Puppies are instinctively motivated to go to the bathroom away from where they sleep.  This is mother nature’s way of keeping the den or bed tidy and clean.

A small comfortable space is a good place to build a “den” for the puppy.

Our job is to simply expand the puppy’s view of what the “den” is.

We view the entire house as a den, but to the puppy, the bedding area might simply be a small corner of their crate, which makes EVERYTHING  else fair game for the bathroom.

We will utilize a small crate/space at first, only allowing the puppy out when we are directly supervising and interacting with him.  I always suggest feeding in that area as well to further discourage the desire to pop a squat in the same area where food is being served.

Slowly and strategically increase the space while simultaneously rewarding whenever the puppy goes outside.

NEVER yell or punish for an accident inside.

This simply will slow down the process and encourage your dog to HIDE when they want to go inside.

In summary, you confine to a small space that you also feed in.  You only have the puppy loose in the house when you are giving it your undivided attention.  You never punish accidents but instead simply pick the puppy up and put them down outside.  You always reward when the puppy goes outside.

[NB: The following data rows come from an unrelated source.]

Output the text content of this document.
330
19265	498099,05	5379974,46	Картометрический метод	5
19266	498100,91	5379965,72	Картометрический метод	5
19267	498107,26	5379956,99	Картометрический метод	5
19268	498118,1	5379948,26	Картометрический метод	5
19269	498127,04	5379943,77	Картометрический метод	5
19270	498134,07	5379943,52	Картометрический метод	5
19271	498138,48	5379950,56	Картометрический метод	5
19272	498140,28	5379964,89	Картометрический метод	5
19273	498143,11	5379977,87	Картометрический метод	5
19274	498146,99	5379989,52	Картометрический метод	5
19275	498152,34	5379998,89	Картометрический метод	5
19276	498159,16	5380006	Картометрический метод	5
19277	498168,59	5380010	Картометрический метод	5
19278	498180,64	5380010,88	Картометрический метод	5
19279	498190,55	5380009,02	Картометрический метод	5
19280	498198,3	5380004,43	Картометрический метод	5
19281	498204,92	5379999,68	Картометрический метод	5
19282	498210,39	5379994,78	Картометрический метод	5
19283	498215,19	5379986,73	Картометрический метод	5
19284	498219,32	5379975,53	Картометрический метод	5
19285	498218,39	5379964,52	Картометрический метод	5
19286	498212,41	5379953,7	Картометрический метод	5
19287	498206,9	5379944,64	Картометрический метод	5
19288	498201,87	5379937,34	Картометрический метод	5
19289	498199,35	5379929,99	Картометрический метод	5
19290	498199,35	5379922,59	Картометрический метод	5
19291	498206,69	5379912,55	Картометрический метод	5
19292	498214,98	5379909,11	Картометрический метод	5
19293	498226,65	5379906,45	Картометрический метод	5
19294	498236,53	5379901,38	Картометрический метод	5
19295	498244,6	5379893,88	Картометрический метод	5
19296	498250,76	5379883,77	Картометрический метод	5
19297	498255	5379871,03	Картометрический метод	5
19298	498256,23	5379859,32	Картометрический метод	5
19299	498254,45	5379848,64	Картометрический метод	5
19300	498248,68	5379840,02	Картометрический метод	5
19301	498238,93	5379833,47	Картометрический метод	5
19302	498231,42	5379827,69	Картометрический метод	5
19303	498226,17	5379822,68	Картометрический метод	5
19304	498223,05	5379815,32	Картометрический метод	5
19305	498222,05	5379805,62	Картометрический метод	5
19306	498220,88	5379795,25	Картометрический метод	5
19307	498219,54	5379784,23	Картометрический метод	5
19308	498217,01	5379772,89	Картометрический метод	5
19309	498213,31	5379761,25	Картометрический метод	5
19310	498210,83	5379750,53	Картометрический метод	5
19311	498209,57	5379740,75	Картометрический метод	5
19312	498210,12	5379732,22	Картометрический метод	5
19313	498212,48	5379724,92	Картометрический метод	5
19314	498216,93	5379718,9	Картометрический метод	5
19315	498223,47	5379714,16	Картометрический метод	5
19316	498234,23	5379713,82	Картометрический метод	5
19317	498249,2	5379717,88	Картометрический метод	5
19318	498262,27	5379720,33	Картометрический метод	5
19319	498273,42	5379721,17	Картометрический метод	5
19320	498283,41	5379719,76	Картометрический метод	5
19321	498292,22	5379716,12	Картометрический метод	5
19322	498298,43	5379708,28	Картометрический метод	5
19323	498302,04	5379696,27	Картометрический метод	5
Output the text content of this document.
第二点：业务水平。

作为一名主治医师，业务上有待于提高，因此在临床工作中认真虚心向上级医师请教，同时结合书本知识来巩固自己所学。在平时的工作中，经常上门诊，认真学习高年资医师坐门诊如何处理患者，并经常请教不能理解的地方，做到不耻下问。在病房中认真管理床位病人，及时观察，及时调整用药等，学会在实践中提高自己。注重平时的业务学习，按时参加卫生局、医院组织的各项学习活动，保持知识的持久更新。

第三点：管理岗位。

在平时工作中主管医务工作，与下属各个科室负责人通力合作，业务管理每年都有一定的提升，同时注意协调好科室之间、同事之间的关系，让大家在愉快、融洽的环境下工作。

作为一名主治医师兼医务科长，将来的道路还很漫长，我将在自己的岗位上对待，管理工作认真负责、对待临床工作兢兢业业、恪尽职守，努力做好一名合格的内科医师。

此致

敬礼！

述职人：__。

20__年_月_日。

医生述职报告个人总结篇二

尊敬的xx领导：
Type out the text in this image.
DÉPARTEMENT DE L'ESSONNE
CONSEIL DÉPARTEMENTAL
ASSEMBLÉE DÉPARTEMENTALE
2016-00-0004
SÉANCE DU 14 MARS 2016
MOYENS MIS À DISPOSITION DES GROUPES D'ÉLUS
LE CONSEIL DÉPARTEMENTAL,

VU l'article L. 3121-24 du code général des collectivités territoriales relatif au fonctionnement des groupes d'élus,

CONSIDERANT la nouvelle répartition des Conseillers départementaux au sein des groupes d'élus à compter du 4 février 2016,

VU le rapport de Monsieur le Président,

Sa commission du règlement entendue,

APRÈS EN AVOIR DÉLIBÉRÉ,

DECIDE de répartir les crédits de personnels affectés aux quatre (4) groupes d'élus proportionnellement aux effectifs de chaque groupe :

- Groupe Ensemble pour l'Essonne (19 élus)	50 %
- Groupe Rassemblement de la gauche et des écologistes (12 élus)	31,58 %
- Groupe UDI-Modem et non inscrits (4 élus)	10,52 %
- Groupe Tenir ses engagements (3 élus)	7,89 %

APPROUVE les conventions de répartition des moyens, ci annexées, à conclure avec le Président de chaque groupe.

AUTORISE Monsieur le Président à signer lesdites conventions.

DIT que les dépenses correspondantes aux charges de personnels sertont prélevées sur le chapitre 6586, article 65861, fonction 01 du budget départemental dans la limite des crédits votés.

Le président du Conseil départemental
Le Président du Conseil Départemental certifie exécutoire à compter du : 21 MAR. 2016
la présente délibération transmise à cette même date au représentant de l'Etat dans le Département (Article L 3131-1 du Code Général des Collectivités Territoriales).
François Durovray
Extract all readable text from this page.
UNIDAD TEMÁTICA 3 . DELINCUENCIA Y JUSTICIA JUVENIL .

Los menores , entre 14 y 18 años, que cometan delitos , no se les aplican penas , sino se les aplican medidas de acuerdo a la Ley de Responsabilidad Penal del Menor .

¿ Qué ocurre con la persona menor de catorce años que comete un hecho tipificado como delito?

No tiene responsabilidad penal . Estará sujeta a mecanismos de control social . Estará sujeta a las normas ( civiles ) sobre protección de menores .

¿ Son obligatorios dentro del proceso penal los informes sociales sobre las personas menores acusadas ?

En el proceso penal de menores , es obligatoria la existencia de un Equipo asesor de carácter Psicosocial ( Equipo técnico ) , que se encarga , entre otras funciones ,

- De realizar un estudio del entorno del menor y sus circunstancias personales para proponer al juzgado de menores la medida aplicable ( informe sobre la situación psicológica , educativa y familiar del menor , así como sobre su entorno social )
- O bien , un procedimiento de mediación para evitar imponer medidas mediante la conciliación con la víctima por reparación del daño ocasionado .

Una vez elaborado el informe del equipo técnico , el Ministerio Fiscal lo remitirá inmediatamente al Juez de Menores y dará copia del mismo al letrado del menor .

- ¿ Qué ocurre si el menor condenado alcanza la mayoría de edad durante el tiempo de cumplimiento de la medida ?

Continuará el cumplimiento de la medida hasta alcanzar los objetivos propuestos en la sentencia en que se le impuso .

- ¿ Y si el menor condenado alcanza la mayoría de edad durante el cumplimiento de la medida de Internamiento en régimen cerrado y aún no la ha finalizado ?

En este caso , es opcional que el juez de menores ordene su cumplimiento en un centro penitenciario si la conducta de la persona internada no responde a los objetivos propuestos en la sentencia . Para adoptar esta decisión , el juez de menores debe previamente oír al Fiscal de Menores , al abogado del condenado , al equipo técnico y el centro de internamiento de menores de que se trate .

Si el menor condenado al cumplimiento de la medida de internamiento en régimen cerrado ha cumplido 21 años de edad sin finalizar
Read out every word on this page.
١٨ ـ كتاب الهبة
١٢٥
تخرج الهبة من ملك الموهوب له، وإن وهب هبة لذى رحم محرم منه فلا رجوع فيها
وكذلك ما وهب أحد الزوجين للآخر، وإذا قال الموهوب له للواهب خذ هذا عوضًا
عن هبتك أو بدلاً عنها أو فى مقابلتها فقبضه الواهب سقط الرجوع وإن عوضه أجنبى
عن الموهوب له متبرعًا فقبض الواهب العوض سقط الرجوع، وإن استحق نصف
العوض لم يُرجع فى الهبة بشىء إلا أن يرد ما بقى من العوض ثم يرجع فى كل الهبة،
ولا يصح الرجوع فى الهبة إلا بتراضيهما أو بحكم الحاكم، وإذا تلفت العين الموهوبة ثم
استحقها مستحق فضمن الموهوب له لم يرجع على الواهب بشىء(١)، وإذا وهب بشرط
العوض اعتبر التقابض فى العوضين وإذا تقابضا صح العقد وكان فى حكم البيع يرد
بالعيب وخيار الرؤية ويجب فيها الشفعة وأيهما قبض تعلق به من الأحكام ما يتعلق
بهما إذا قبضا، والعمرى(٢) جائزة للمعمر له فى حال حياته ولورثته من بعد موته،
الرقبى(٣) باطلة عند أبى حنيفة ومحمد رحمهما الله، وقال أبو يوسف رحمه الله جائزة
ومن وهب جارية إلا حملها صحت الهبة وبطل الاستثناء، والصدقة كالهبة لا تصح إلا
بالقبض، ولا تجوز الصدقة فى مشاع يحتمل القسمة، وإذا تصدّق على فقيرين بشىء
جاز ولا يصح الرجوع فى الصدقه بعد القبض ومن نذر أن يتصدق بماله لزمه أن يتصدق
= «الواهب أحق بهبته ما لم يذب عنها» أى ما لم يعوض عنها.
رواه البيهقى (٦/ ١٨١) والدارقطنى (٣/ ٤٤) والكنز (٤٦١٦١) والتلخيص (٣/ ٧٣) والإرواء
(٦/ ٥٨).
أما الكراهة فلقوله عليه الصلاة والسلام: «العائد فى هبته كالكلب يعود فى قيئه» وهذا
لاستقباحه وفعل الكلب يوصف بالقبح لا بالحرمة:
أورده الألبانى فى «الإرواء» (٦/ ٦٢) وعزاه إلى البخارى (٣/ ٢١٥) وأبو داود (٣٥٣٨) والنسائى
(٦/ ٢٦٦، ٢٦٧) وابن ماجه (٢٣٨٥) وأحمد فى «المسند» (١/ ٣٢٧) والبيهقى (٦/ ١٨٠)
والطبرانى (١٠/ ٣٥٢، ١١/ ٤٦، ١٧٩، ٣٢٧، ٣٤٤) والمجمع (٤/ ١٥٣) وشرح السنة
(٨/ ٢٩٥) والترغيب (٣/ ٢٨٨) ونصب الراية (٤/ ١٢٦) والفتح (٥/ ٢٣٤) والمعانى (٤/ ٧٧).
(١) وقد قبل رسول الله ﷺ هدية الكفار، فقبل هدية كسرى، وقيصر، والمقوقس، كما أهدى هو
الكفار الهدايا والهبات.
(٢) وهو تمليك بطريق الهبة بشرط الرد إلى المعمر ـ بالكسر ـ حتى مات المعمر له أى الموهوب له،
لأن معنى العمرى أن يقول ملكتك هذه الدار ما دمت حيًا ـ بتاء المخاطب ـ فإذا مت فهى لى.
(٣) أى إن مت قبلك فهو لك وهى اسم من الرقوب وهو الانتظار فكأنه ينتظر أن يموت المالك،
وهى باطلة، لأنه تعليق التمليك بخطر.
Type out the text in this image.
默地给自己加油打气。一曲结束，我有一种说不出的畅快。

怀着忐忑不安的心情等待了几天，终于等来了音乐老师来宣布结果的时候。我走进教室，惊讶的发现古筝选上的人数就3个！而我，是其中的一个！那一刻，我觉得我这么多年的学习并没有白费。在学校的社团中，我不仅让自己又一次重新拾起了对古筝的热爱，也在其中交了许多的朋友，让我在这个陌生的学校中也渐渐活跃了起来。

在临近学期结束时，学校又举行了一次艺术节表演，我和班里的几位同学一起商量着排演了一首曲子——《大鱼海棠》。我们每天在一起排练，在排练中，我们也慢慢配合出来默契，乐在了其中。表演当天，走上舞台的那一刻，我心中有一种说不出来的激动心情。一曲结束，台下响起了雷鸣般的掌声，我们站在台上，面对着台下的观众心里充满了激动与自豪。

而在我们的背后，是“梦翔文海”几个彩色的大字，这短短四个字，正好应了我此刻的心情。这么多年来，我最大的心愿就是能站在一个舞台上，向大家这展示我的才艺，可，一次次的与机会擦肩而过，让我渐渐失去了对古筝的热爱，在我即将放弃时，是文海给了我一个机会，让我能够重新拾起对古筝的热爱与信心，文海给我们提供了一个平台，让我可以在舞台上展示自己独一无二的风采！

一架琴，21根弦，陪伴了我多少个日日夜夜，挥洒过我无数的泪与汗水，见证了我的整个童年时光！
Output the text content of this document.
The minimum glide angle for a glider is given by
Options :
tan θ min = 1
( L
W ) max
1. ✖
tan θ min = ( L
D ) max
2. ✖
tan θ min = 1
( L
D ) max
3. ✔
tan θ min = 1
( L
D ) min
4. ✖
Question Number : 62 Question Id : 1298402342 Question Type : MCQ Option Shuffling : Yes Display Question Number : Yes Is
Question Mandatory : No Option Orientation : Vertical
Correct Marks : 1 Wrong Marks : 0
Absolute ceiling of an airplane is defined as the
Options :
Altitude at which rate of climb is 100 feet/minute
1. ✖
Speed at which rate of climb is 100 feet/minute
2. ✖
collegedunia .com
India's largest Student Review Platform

Whether it’s housebreaking or teaching your dog not to jump on people, confusion is almost always the biggest obstacle.  Understanding how learning takes place is key to being able to communicate what you want from your puppy.  If you haven’t done so already, be sure to read THIS ARTICLE that will help you in your communication abilities.

Most of the time our puppies are simply confused when they break our “rules” and they probably don’t have a clear idea of what the rules even are.  The only stubborn one in the equation is the human who refuses to reflect upon how they are interacting with their dog, and accepting the reality that there is substantial room for improvement.